Druga odsłona dzisiejszej Ewangelii Pana Jezusa pojawia się o zachodzie słońca, u schyłku dnia. Tutaj obejmuje ona wszystkich cierpiących na rozmaite choroby. To, co Jezus czyni dla teściowej Piotra staje się potem udziałem wszystkich pozostałych, którzy są do Niego przyprowadzani, albo tak jak dzieje się często dzisiaj, sam Jezus przyprowadzany jest do chorych za pośrednictwem modlitwy. Nikt nie jest jakimś numerem, czy przypadkiem. On kładzie na każdego ręce, dotyka ludzi utożsamiając się z nimi. Ten kontakt jest samym zbawieniem. Ewangelia zwraca uwagę, że tam, gdzie przebywa Jezus, zło zaczyna uciekać, uznając w swojej porażce Jego tożsamość. Stąd wynika wniosek, że wiara nie jest jedynie wiedzą na temat tego, kim On jest, ale przede wszystkim przyjęciem orędzia o zbawieniu oraz przylgnięciem do niego całym sercem. Demonom, które rozpoznają, kim jest Jezus, w ewidentny sposób brakuje wiary rozumianej jako przyjęcie orędzia Ewangelii. Mają wiedzę, ale nienawidzą oraz nie wierzą, dlatego nie pozwala im przemawiać.
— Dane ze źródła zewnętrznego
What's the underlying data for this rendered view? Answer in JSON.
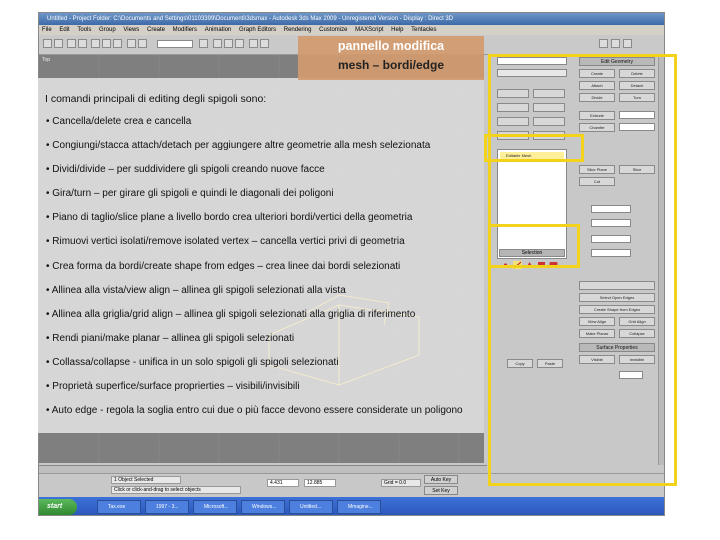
{
  "slide": {
    "title": "pannello modifica",
    "subtitle": "mesh – bordi/edge",
    "intro": "I comandi  principali di editing degli spigoli sono:",
    "bullets": [
      "• Cancella/delete crea e cancella",
      "• Congiungi/stacca attach/detach per aggiungere altre geometrie alla mesh selezionata",
      "• Dividi/divide – per suddividere gli spigoli creando nuove facce",
      "• Gira/turn – per girare gli spigoli e quindi le diagonali dei poligoni",
      "• Piano di taglio/slice plane a livello bordo crea ulteriori bordi/vertici della geometria",
      "• Rimuovi vertici isolati/remove isolated vertex – cancella vertici privi di geometria",
      "• Crea forma da bordi/create shape from edges – crea linee dai bordi selezionati",
      "• Allinea alla vista/view align – allinea gli spigoli selezionati alla vista",
      "• Allinea alla griglia/grid align – allinea gli spigoli selezionati alla griglia di riferimento",
      "• Rendi piani/make planar – allinea gli spigoli selezionati",
      "• Collassa/collapse  - unifica in un solo spigoli gli spigoli selezionati",
      "• Proprietà superfice/surface proprierties – visibili/invisibili",
      "• Auto edge -  regola la soglia entro cui due o più facce devono essere considerate un poligono"
    ]
  },
  "app": {
    "titlebar": "Untitled  - Project Folder: C:\\Documents and Settings\\01103399\\Documenti\\3dsmax  - Autodesk 3ds Max 2009  - Unregistered Version          - Display : Direct 3D",
    "menus": [
      "File",
      "Edit",
      "Tools",
      "Group",
      "Views",
      "Create",
      "Modifiers",
      "Animation",
      "Graph Editors",
      "Rendering",
      "Customize",
      "MAXScript",
      "Help",
      "Tentacles"
    ],
    "viewport_label": "Top",
    "modifier_stack_item": "Editable Mesh",
    "selection_label": "Selection",
    "command_panel": {
      "edit_geometry": "Edit Geometry",
      "surface_properties": "Surface Properties",
      "buttons": [
        "Create",
        "Delete",
        "Attach",
        "Detach",
        "Divide",
        "Turn",
        "Extrude",
        "Chamfer",
        "Slice Plane",
        "Slice",
        "Cut",
        "Select Open Edges",
        "Create Shape from Edges",
        "View Align",
        "Grid Align",
        "Make Planar",
        "Collapse",
        "Visible",
        "Invisible",
        "Copy",
        "Paste"
      ]
    },
    "status": {
      "selected": "1 Object Selected",
      "prompt": "Click or click-and-drag to select objects",
      "x": "4.431",
      "y": "12.885",
      "grid": "Grid = 0.0",
      "autokey": "Auto Key",
      "setkey": "Set Key"
    },
    "taskbar": {
      "start": "start",
      "items": [
        "Tax.exe",
        "1997 - 3...",
        "Microsoft...",
        "Windows...",
        "Untitled...",
        "Mmagine..."
      ]
    }
  }
}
Odnajdujemy dzisiaj także wzmiankę o tym, że Jezus postanawia iść dalej, aby innym miastom głosić Ewangelię. To pragnienie zatrzymania go jest pokusą, niejako pragnieniem zawładnięcia bożym darem. On usuwa się, odchodzi, ponieważ zbawienie nie może być w posiadaniu jedynie niektórych, ale ma być darem dla wszystkich. Zbawcza misja Jezusa, w której świetle Kościół odczytuje swoje posłannictwo, ma charakter uniwersalny i nie może stać się prywatną własnością ani skarbem kogokolwiek. Nie możemy zadowolić się misją w znanym i bezpiecznym świecie. Horyzont naszego życia ciągle się poszerza. Oby znajdowało to odbicie w rozległości naszej modlitwy i szczerym zatroskaniu o ludzkie potrzeby.